On 17/08/12 10:07 AM, Emil Payne wrote:
On 08/17/2012 04:20 AM, Gary Dale wrote:
On 17/08/12 04:40 AM, Emil Payne wrote:
I have a 1 TB external USB drive with 362 GB used. I'd like to do a
full backup to DVDs and then an incremental (or something) backup
every month or two, also to DVDs or CDs. I'd like the backups to be
compressed in order to save space (i.e. - the number of DVDs/CDs
used). What is a good program to do this with? Or, what is a good
step of different programs to do this with? I'm a home user with
decent knowledge of Debian/Linux, but not a shell programmer.
Depending on your data, compression may or may not be useful. Video
and audio data is usually already optimally compressed.
4.5G on a DVD is also not terribly useful if you want to back up
large amounts of data. BluRay writers are cheap enough these days,
and BD-RE discs are not too expensive. BD-R discs are even cheaper
for doing an archival backup.
You don't say what you are backing up. If it is the data on the
external drive, you may want to consider getting a second drive and
backing up to that. It's a lot easier than manually swapping discs.
In this case, you could try Bacula. It's not too difficult to set up
and quite flexible.
All the folders in my home folder (except "desktop") is a link to a
folder on the backup drive. These are: Backups, Documents, Downloads,
Favorites, Memos, Music, MyPDA, Pictures, Programs, Projects, Public,
Temp, Templates, Themes, Utilities & Videos. Also, I have the entire
filesystem for this computer and for a separate Windows 7 computer
copied in tar.gz format. (I connect the drive directly to the Windows
box via the usb cable to do that.) There is also a separate "Backup"

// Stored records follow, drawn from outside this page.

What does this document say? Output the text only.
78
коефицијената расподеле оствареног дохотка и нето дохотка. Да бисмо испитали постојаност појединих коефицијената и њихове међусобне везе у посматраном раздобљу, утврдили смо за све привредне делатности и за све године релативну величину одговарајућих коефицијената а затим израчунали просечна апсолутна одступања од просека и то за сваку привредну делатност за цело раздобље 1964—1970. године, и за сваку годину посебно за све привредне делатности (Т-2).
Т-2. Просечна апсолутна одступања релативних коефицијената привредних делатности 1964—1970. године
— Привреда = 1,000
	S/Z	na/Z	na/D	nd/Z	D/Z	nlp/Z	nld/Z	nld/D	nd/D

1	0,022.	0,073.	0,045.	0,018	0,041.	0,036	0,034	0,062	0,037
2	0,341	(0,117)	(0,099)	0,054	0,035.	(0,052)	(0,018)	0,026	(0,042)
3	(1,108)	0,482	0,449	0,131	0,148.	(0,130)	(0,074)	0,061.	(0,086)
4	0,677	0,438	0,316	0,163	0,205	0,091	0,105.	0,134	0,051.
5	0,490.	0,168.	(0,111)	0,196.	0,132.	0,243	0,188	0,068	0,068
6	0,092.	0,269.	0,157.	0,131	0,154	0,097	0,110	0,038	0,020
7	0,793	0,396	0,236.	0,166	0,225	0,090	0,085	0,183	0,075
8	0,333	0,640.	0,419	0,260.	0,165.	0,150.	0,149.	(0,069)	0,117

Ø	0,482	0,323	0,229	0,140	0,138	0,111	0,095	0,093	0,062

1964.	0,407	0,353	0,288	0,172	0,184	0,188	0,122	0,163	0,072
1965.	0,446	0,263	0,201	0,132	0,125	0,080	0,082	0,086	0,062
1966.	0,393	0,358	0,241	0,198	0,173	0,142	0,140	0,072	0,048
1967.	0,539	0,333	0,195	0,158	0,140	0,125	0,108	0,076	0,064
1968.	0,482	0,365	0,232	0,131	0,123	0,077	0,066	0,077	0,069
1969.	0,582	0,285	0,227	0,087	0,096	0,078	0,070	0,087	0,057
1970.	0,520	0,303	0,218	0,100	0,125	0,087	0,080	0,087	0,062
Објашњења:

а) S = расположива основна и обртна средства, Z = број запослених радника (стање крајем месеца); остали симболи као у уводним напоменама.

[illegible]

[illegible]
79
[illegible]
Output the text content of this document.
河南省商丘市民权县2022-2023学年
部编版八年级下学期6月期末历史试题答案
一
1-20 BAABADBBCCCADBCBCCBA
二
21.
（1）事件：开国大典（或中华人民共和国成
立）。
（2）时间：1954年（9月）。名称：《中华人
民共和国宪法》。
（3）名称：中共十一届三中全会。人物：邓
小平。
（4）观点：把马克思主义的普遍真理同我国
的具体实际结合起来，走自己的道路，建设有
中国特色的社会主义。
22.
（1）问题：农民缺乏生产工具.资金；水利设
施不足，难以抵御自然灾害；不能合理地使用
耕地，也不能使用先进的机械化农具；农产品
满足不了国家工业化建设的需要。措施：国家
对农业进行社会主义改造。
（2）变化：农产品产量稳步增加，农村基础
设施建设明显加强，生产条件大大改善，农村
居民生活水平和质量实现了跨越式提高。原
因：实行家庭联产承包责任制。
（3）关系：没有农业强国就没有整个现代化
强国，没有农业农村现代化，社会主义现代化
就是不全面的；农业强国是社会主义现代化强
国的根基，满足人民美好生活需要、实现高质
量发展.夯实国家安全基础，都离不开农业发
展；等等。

folder on the backup drive where I have a couple of programs running
backups /home, /opt & /var and where I also back up cells phones for
friends and relatives (8 at the moment) and things like my camera and
Palm PDA SD cards.
(Speaking of tar.gz; what is a good format for compression for this
varied type of info? I've access to about 20 different formats on this
box.)
This is the type of stuff I want to make a safe backup of. I've
already lost all the info on the drive once several months back when
someone defragged it when it was hooked up to the windows box. I have
a ton of old CDs collected from about 10 years of use that I was able
to (with a lot of pain and work) get quite a bit of data back from.

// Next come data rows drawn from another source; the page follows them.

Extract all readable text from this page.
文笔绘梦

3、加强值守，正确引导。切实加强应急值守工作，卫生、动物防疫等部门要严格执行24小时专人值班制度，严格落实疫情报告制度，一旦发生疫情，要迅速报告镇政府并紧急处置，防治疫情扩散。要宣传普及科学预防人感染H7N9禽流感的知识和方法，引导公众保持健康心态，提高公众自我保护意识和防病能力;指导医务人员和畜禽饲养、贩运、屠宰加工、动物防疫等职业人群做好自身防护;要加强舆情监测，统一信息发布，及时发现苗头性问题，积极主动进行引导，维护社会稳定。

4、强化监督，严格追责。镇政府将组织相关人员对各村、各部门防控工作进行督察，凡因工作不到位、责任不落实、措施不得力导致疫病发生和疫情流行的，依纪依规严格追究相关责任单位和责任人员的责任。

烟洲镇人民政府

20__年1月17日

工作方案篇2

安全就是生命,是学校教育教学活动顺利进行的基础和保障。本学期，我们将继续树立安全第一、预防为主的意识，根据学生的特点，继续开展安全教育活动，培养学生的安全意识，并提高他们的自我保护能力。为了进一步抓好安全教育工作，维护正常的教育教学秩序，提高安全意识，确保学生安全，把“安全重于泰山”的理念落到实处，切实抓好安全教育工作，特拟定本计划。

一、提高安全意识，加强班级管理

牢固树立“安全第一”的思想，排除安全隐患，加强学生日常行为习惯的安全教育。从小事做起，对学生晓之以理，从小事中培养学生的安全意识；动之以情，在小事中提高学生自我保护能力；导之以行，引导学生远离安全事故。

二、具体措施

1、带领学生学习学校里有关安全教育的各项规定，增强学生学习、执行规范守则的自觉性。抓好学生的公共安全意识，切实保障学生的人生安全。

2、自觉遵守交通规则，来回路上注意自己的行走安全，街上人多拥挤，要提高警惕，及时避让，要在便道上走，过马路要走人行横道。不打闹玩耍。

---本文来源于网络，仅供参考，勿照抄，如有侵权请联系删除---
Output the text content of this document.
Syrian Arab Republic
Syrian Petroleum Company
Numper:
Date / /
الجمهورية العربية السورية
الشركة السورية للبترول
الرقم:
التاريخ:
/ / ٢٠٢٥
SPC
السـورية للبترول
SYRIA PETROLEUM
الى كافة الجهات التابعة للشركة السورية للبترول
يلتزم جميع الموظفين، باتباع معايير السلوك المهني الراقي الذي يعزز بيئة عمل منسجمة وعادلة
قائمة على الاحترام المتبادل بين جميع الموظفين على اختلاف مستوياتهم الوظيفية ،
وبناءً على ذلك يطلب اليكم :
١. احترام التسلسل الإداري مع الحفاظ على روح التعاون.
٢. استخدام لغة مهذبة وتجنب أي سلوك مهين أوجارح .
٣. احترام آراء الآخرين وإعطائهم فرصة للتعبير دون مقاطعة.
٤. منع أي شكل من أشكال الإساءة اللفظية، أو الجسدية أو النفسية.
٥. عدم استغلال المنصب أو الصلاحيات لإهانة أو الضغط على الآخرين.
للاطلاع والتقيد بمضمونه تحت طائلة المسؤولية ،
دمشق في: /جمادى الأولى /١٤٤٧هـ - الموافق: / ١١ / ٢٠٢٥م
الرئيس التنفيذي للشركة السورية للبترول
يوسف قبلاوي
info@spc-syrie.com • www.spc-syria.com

The suggestion of a blue ray drive and disk or a secondary drive sound
like a good one.
Any other suggestions for things I haven't thought of?
Whether or not optical is a PITA depends on how much data you have to
back up. If it fits onto a single disc, it's great. Otherwise you may
want to look at other options. BluRay can hold 24G - 45G depending on
the number of layers.
I haven't seen BD-RE in double layer yet, so assume 24G for now. For me,
that's more than sufficient to back up all my work in a year. BD-RE is
good for a long time, depending on usage, and is simple to use.

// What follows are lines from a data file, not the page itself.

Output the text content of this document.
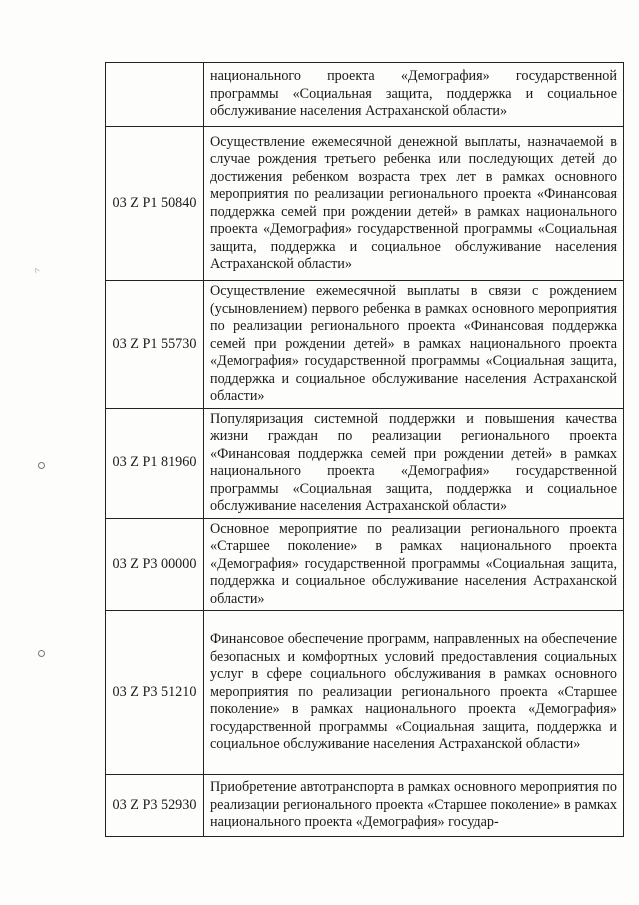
^
	национального проекта «Демография» государственной программы «Социальная защита, поддержка и социальное обслуживание населения Астраханской области»
03 Z P1 50840	Осуществление ежемесячной денежной выплаты, назначаемой в случае рождения третьего ребенка или последующих детей до достижения ребенком возраста трех лет в рамках основного мероприятия по реализации регионального проекта «Финансовая поддержка семей при рождении детей» в рамках национального проекта «Демография» государственной программы «Социальная защита, поддержка и социальное обслуживание населения Астраханской области»
03 Z P1 55730	Осуществление ежемесячной выплаты в связи с рождением (усыновлением) первого ребенка в рамках основного мероприятия по реализации регионального проекта «Финансовая поддержка семей при рождении детей» в рамках национального проекта «Демография» государственной программы «Социальная защита, поддержка и социальное обслуживание населения Астраханской области»
03 Z P1 81960	Популяризация системной поддержки и повышения качества жизни граждан по реализации регионального проекта «Финансовая поддержка семей при рождении детей» в рамках национального проекта «Демография» государственной программы «Социальная защита, поддержка и социальное обслуживание населения Астраханской области»
03 Z P3 00000	Основное мероприятие по реализации регионального проекта «Старшее поколение» в рамках национального проекта «Демография» государственной программы «Социальная защита, поддержка и социальное обслуживание населения Астраханской области»
03 Z P3 51210	Финансовое обеспечение программ, направленных на обеспечение безопасных и комфортных условий предоставления социальных услуг в сфере социального обслуживания в рамках основного мероприятия по реализации регионального проекта «Старшее поколение» в рамках национального проекта «Демография» государственной программы «Социальная защита, поддержка и социальное обслуживание населения Астраханской области»
03 Z P3 52930	Приобретение автотранспорта в рамках основного мероприятия по реализации регионального проекта «Старшее поколение» в рамках национального проекта «Демография» государ-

I prefer lzma compression for tars. It's a bit slower than some, but
gives really good compression.
Never rely on a single backup. I keep multiple archives of old work on
optical discs, in addition to a live copy and a live backup copy on a
separate file system on the same RAID5 array. That's actually not all
that safe (the RAID array could fail), but the live backup copy is
mainly used if I accidentally delete the wrong file.
I don't recommend backing up entire file systems very often. It's your
data, not the programs, that are critical. You may also want to back up
/etc since it contains your system settings and is highly compressible.